QS News assesses the impact of the government’s energy review released last week

The government’s energy review offered the prospect of further regulations on the UK’s building industry as the government sought to promote the development of a carbon neutral society.

The review, out last week, proposed to issue a consultation later in the year on extending the European Union carbon emissions trading scheme to non-intensive energy users in the UK. This could have implications for the building industry, as large organisations such as local authorities and supermarkets not covered under the energy performance certificates would be obliged to participate.

Organisations with an annual energy consumption of more than 3,000 megawatt hours a year would be targeted under the scheme, to be known as the Energy Performance Commitment. The emissions trading scheme (ETS), currently active at European Union level since 2005, allows large industrial plants to buy and sell permits to release carbon dioxide into the atmosphere. It enables companies exceeding individual carbon dioxide emissions targets to buy allowances from 'greener' ones on the carbon market. Equally, those companies emitting less than their allocated target, can sell their permits. The overall effect is of one organisation paying for another’s investment in emissions reduction.

Simon Storer, external affairs director, the Construction Products Association, said: “If the ETS was extended, it might affect our members. Although it’s difficult to say what the impact would be, if regulations were more stringent in the UK than elsewhere in Europe, it would have a negative effect.”

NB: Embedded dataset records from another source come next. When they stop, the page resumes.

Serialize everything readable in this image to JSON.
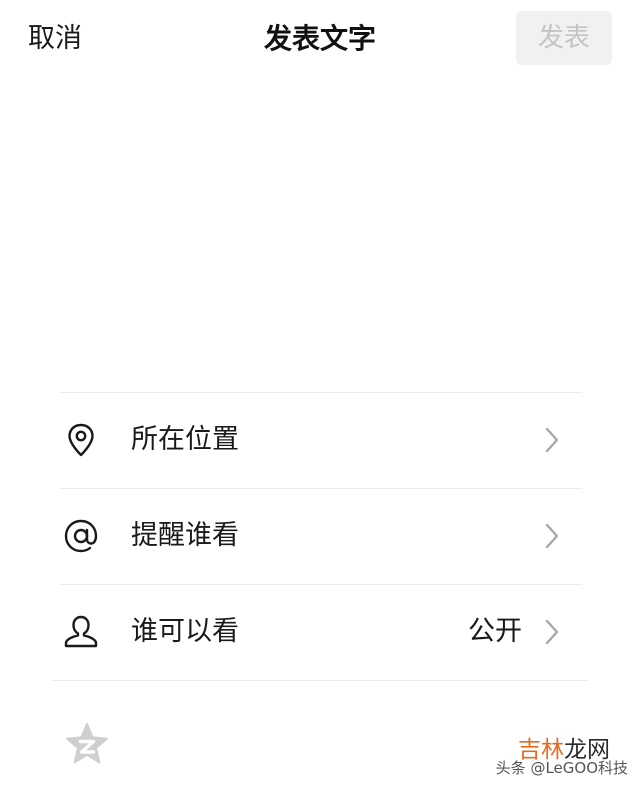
{
  "header": {
    "cancel_label": "取消",
    "title": "发表文字",
    "publish_label": "发表"
  },
  "compose": {
    "placeholder": ""
  },
  "options": [
    {
      "label": "所在位置",
      "icon": "location-pin-icon"
    },
    {
      "label": "提醒谁看",
      "icon": "at-icon"
    },
    {
      "label": "谁可以看",
      "icon": "person-icon",
      "value": "公开"
    }
  ],
  "footer": {
    "icon": "star-icon"
  },
  "watermark": {
    "main_accent": "吉林",
    "main_rest": "龙网",
    "sub": "头条 @LeGOO科技"
  },
  "colors": {
    "publish_bg": "#f1f1f1",
    "publish_text": "#c4c4c4",
    "divider": "#ececec",
    "watermark_accent": "#e8691e"
  }
}
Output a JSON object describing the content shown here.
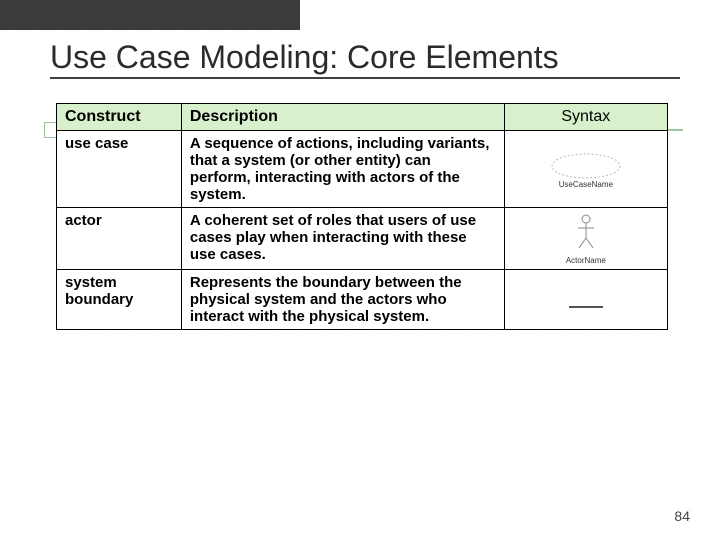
{
  "title": "Use Case Modeling: Core Elements",
  "page_number": "84",
  "headers": {
    "construct": "Construct",
    "description": "Description",
    "syntax": "Syntax"
  },
  "rows": [
    {
      "construct": "use case",
      "description": "A sequence of actions, including variants, that a system (or other entity) can perform, interacting with actors of the system.",
      "syntax_label": "UseCaseName"
    },
    {
      "construct": "actor",
      "description": "A coherent set of roles that users of use cases play when interacting with these use cases.",
      "syntax_label": "ActorName"
    },
    {
      "construct": "system boundary",
      "description": "Represents the boundary between the physical system and the actors who interact with the physical system.",
      "syntax_label": ""
    }
  ]
}
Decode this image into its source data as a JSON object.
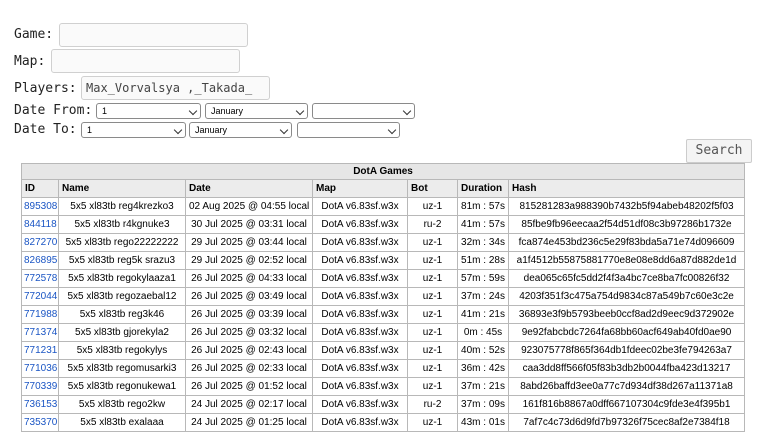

James Wilde, head of strategy at the Carbon Trust, said: “The current Energy Performance of Buildings directive looks at the performance of a particular building. The Energy Performance Commitment would focus on company strategy for dealing with emissions.”

Wilde said the scheme, initially proposed by the Carbon Trust last December, would not necessarily increase costs. “It’s about a flexible, business friendly mechanism to get companies to look at energy in a strategic way.”

The review was criticised by the Royal Institution of Chartered Surveyors who called it a “failed opportunity” to challenge the wider fundamental issues about sustainability. Chief executive Louis Armstrong said: “Energy policy needs radical surgery not first aid.”

The review reiterated the government’s commitment to change the way it procures its own buildings, goods and services to move towards sustainability in government-owned buildings. The government also promised to tighten building regulations to improve the feasibility of using small-scale generation near large developments, known as microgeneration. It also said it would conduct a feasibility study into the Thames Gateway becoming a low carbon development area within a decade, and zero carbon thereafter.